I am kind of new in networking.

I want to ask a question about a distinguishment of 2 connection-

  1. RJ45 8-Pin

RJ45 8-Pin

  1. Straight Connection

Straight Connection

I am astonished why RJ45 8-Pin connection was configured from the beginning as the connection is a little wired while Straight Connection is comparatively easy to understand and connect.

I am not finding a reasonable answer I am kind of novice in there.

Can anyone please help?


There are both cross and straight connections. In the past it was important to use specifically one or another - depending if you connect two devices directly or via hub/switch. Today most NICs and switches do auto discovery of the cable type and act accordingly

  • The term used in the industry for the feature is - or was - Auto-MDI/MDI-X. Some switches and hubs from back then even had a hardware switch to toggle one of the ports between MDI and MDI-X modes. As you say, the feature was more important in the days of 10BASE-T and 100BASE-TX than it is today. Today's 1000BASE-T ("Gigabit over copper UTP") needs all four wire pairs, and support for Auto-MDI/MDI-X is mandatory. – Marc 'netztier' Luethi Jan 10 '19 at 7:25

Historically, the first twisted-pair Ethernet, 10BASE-T, was designed to use the already commonly deployed voice-grade cabling (Cat-3) with straight-through pinout. (10BASE-T's predecessor StarLAN wasn't offically Ethernet)

However, connecting two network devices requires the transmitter on the one side to talk to the receiver on the other side. To avoid additional crossover cables, the specification called for one pinout on the "host" side (MDI for PC NICs, routers, ...) and a pinout with an internal signal crossover on the "network" or concentrator side (MDI-X for repeater hubs, switches). If you now wanted to connect to PCs (MDI to MDI) or a switch and a hub (MDI-X to MDI-X) you still needed a crossover cable.

Today, nearly all ports support automatic pair-selection (Auto MDI-X) that you can mostly forget about crossover cables.

Note the difference to optical fiber: since this hasn't been used for analog signaling, fiber uses a crossover in every connection - plenum and patch. Usually, you've got an odd number of cable segments, so receiver and transmitter are crossed as required.

  • Even if there are not an odd number of cable segments you still get an odd number of crossovers in Fiber, because the couplers are crossed as well as the cables. – Peter Green Jan 10 '19 at 7:24
  • @PeterGreen Couplers? Do you mean the transceivers? No, they're all the same. – Zac67 Jan 10 '19 at 18:01

DCE vs DTE. Ethernet (10base-T and 100base-T) has a TX pair and an RX pair; TX has to go to RX and v.v. When connecting like kind devices -- hub to hub, computer to computer, a crossover cable is necessary because they have the same pinout; a straight cable would connect TX to TX, etc.

Most modern networking gear supports "auto-mdix", which means they can logically swap their tx/rx pairs. (old hubs/switches had a switch that would physically swap the pairs.) Gigabit (and beyond) technology uses all four pairs for both TX and RX.


As I understand it.

Originally RJ connectors were designed for telephone standards.
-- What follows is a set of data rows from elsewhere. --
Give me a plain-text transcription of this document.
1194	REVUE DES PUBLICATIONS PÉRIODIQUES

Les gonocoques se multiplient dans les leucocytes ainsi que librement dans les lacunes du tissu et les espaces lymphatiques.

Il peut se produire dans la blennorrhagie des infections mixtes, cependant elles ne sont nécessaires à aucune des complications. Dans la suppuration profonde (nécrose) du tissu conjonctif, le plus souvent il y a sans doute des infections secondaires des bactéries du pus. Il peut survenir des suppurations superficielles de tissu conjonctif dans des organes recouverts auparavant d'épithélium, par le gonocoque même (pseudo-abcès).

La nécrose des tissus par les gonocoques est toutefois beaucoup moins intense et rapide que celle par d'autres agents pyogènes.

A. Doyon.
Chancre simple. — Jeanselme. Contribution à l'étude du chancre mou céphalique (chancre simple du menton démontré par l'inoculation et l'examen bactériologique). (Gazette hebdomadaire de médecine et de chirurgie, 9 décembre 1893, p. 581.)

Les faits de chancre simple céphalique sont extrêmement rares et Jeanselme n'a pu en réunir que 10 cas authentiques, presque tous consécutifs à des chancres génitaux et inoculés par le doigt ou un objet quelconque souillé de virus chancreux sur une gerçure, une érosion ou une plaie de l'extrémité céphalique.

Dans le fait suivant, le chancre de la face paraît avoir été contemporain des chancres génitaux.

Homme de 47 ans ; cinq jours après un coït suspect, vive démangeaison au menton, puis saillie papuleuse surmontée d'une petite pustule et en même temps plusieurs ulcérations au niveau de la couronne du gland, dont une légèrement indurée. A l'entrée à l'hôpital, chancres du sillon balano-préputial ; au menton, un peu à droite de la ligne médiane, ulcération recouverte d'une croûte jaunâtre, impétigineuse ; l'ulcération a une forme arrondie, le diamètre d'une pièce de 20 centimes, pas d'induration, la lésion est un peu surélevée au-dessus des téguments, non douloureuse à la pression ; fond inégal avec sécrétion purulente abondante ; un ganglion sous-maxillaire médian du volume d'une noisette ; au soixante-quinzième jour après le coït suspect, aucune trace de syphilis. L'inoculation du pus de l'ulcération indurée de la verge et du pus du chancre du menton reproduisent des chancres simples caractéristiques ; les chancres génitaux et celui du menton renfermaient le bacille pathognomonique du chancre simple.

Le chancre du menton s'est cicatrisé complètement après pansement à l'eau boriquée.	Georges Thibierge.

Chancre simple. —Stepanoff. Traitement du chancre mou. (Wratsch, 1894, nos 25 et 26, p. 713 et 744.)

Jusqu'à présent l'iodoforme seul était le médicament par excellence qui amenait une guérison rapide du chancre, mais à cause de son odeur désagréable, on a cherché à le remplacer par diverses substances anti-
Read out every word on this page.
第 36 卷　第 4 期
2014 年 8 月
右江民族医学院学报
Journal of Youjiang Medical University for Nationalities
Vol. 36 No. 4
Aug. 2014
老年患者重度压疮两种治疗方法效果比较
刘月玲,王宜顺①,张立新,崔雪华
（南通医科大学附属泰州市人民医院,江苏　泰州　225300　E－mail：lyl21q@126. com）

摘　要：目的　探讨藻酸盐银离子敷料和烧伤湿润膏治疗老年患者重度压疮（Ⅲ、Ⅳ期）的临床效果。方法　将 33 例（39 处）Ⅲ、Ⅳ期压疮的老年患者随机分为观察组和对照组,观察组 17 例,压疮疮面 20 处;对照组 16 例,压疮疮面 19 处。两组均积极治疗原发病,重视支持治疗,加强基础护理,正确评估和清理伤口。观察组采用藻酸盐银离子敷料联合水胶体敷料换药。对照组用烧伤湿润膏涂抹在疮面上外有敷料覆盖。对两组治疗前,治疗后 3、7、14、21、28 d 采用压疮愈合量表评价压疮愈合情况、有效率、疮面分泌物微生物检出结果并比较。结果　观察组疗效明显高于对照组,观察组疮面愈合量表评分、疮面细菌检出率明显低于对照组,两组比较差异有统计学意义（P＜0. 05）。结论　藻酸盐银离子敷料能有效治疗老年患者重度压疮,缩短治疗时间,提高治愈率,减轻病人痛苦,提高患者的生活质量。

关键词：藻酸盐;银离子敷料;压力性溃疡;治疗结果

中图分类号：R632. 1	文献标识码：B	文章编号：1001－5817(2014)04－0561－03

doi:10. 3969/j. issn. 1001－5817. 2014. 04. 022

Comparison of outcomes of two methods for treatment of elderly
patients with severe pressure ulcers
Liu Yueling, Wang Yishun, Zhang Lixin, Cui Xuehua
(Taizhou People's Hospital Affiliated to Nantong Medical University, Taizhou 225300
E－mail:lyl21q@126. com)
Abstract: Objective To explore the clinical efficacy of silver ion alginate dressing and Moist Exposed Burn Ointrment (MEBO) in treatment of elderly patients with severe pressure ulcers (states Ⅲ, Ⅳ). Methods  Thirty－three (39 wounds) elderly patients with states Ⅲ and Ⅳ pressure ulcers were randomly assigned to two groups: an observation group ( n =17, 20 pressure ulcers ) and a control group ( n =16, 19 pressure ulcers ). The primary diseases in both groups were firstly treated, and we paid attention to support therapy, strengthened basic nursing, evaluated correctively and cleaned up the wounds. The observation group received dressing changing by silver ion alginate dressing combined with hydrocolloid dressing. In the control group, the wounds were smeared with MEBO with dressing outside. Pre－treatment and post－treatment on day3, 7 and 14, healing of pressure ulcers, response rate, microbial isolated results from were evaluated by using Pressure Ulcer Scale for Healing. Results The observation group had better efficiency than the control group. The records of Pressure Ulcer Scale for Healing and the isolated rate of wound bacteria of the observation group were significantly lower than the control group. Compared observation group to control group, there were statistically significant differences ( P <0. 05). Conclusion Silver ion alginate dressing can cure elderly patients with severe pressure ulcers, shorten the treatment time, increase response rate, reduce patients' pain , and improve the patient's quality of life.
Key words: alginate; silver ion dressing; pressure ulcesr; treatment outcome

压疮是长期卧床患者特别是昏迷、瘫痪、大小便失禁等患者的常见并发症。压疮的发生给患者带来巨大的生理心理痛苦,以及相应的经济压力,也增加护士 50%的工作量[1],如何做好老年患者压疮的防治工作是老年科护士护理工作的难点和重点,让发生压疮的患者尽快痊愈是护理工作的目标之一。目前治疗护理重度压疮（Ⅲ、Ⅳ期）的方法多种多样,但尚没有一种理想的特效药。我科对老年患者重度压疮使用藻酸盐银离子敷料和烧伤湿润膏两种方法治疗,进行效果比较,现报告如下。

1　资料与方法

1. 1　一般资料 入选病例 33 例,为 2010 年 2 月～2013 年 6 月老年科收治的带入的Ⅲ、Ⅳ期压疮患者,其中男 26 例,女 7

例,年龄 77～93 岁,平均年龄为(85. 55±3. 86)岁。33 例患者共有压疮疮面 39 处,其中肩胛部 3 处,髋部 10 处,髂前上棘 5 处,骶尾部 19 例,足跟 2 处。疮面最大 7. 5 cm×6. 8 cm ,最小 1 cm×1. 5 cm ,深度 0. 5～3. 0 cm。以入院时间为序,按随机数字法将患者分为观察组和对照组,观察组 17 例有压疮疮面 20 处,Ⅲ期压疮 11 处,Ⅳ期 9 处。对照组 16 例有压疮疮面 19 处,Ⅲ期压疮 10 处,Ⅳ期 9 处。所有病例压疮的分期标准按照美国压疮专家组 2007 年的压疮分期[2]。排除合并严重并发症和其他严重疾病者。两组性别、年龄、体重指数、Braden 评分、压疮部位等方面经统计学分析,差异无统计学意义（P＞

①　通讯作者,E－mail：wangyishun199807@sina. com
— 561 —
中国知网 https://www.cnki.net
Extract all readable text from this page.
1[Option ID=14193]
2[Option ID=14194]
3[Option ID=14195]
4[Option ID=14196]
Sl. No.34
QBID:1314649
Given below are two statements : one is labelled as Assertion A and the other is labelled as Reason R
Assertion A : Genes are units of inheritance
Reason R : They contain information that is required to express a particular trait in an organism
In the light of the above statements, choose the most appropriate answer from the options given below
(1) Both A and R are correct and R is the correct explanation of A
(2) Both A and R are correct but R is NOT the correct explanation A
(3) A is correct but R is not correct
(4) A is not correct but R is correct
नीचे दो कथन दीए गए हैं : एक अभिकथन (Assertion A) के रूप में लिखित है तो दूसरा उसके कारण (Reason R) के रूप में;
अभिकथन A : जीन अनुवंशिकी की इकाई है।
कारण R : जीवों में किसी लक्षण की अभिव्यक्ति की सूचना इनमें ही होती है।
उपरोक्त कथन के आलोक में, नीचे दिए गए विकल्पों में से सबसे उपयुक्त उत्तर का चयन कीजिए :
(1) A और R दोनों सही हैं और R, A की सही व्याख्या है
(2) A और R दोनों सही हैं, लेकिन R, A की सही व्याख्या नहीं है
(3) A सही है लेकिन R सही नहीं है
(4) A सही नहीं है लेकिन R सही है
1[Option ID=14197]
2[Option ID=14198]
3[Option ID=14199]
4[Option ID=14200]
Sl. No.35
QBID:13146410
One design feature was you could put a smaller plug in a larger socket and it would connect to the first pairs. To achieve this the first pair was on the center pins, the second pair on the pins straddling the center, the third pair straddling those and so-on.

Unfortunately this was not good for high speed data. The splitting and straddling of pairs was bad for signal integrity and this got worse as the pair count grew. However there was a desire for backwards compatibility with basic phone applications. This resulted in a compromise pair layout. The first pair was in the center, the second pair straddled the center, but the third and fourth pairs did not straddle any other pairs instead being placed with one pair down each side.

10BASE-T implementations chose to use this layout and chose to use the Second and Third pairs. Presumably the second and third pairs were chosen in an attempt to allow coexistence with basic voice service on the first pair.

Ok, that explains the pin allocations but what about crossovers? Well 10Base-T and 100Base-TX use one pair in each direction. For correct operation the transmitter at one end must be connected to the receiver of the other. That means we need to cross-over transmit and receive somewhere. Most of the time this was done inside the equipment, network cards used "MDI" pinout while hubs used MDIx pinout. So they could be connected with a straight cable. From time to time though it was nessacery to connect a MDI port to a MDI port or a MDIx port to a MDIx port, so a crossover cable was needed.

Later auto-MDIx came along allowing automatic switching, so it did not matter if you used a crossover or straight-through cable.